Date: Mar 25 2024
Slides: https://15721.courses.cs.cmu.edu/spring2024/slides/15-optimizer3.pdf
Reading
Raw Lecture Notes
- As the query executes, things could change (inserts, deletes, updates) that may affect the performance of a given plan. What if we don’t have to generate the entire plan right from the get go?
- The most likely reason for a plan to not be good is getting the join order incorrectly.
- We think that our join will produce X number of tuples but it may be much different.
- And this assumption can have big effects down the road.
- this technique is called “Adaptive Query Optimization”
- it will allow the DBMS to modify the query plan for a query to perform better based on what it learns along the way
- 3 approaches
- modify future invocations
- plan correction
- feedback loop
- replan current invocations
- start-over from scratch or
- keep intermediate results
- plan pivot points
- DBMSs should track the history of query invocations (cost estimations, query plan, actual runtime metrics)

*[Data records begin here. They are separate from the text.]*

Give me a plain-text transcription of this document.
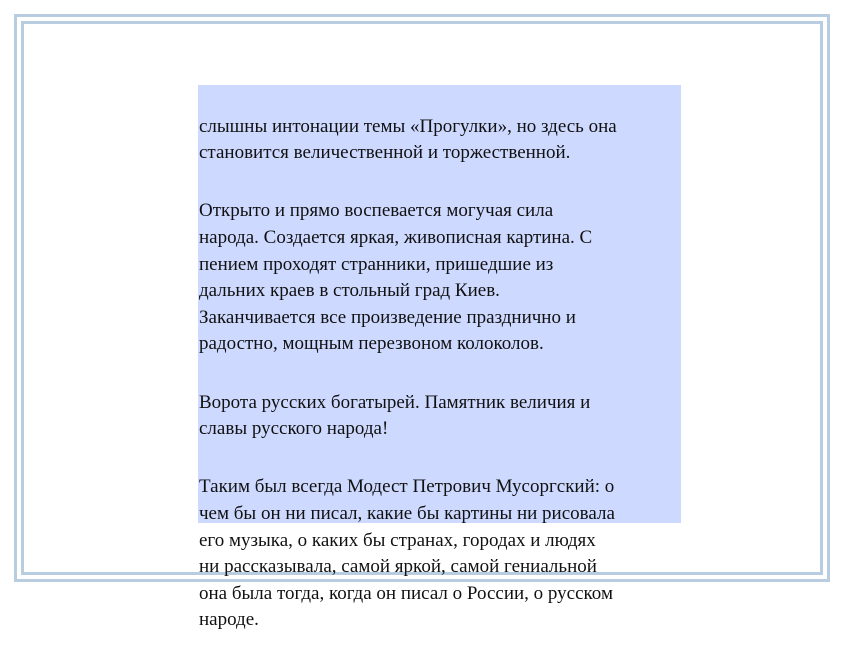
слышны интонации темы «Прогулки», но здесь она
становится величественной и торжественной.

Открыто и прямо воспевается могучая сила
народа. Создается яркая, живописная картина. С
пением проходят странники, пришедшие из
дальних краев в стольный град Киев.
Заканчивается все произведение празднично и
радостно, мощным перезвоном колоколов.

Ворота русских богатырей. Памятник величия и
славы русского народа!

Таким был всегда Модест Петрович Мусоргский: о
чем бы он ни писал, какие бы картины ни рисовала
его музыка, о каких бы странах, городах и людях
ни рассказывала, самой яркой, самой гениальной
она была тогда, когда он писал о России, о русском
народе.
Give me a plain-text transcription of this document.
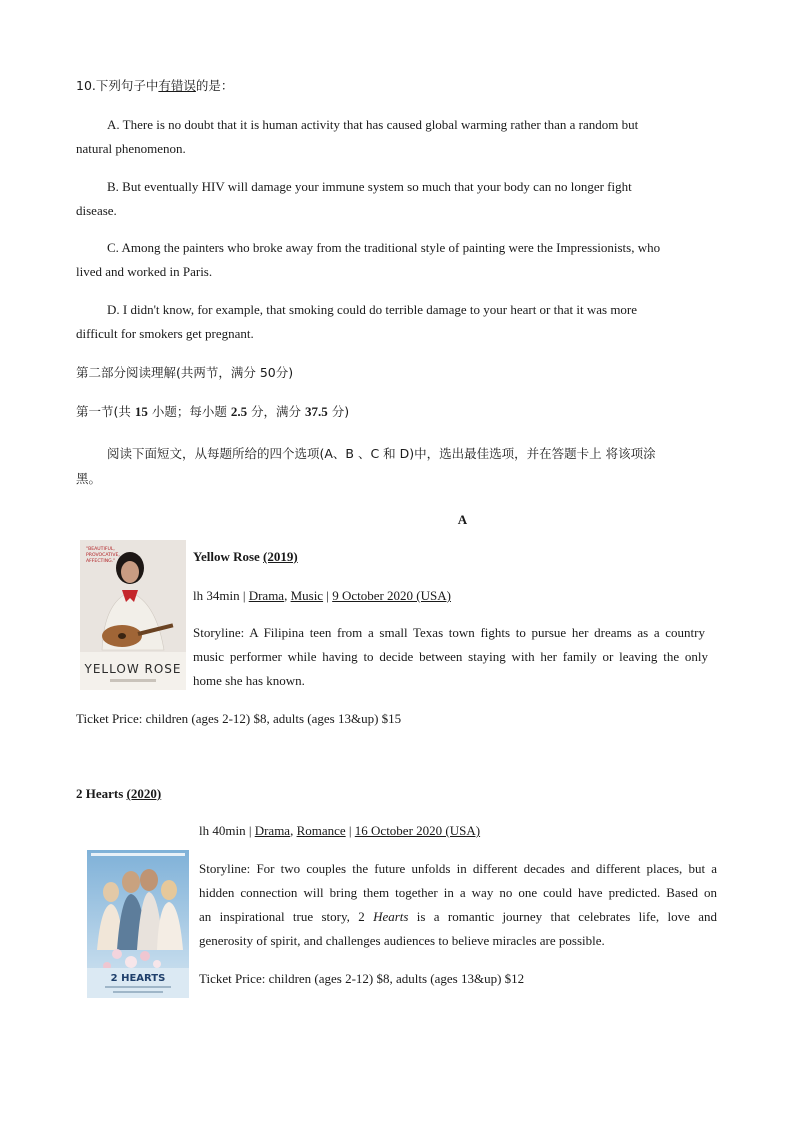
10.下列句子中有错误的是：
A. There is no doubt that it is human activity that has caused global warming rather than a random but
natural phenomenon.
B. But eventually HIV will damage your immune system so much that your body can no longer fight
disease.
C. Among the painters who broke away from the traditional style of painting were the Impressionists, who
lived and worked in Paris.
D. I didn't know, for example, that smoking could do terrible damage to your heart or that it was more
difficult for smokers get pregnant.
第二部分阅读理解(共两节，满分 50分)
第一节(共 15 小题；每小题 2.5 分，满分 37.5 分)
阅读下面短文，从每题所给的四个选项(A、B 、C 和 D)中，选出最佳选项，并在答题卡上 将该项涂
黑。
A
"BEAUTIFUL,
PROVOCATIVE,
AFFECTING."
YELLOW ROSE
Yellow Rose (2019)
lh 34min | Drama, Music | 9 October 2020 (USA)
Storyline: A Filipina teen from a small Texas town fights to pursue her dreams as a country
music performer while having to decide between staying with her family or leaving the only
home she has known.
Ticket Price: children (ages 2-12) $8, adults (ages 13&up) $15
2 Hearts (2020)
lh 40min | Drama, Romance | 16 October 2020 (USA)
2 HEARTS
Storyline: For two couples the future unfolds in different decades and different places, but a
hidden connection will bring them together in a way no one could have predicted. Based on
an inspirational true story, 2 Hearts is a romantic journey that celebrates life, love and
generosity of spirit, and challenges audiences to believe miracles are possible.
Ticket Price: children (ages 2-12) $8, adults (ages 13&up) $12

- if the DBMS generates a new plan for a query and it performs worse, it should revert to the old plan
- but simply reverting is not that smart. Instead, as per the “Plan Stitch” paper from VLDB 2018, maybe we can just revert a sub-plan and then use bottom-up dynamic programming to find a better overall plan.
- AND! we can share sub-plans between queries!
- as long as they’re logically equivalent
- (Redshift does this at the codegen level. They cache the compiled versions of subplans/”plan fragment”)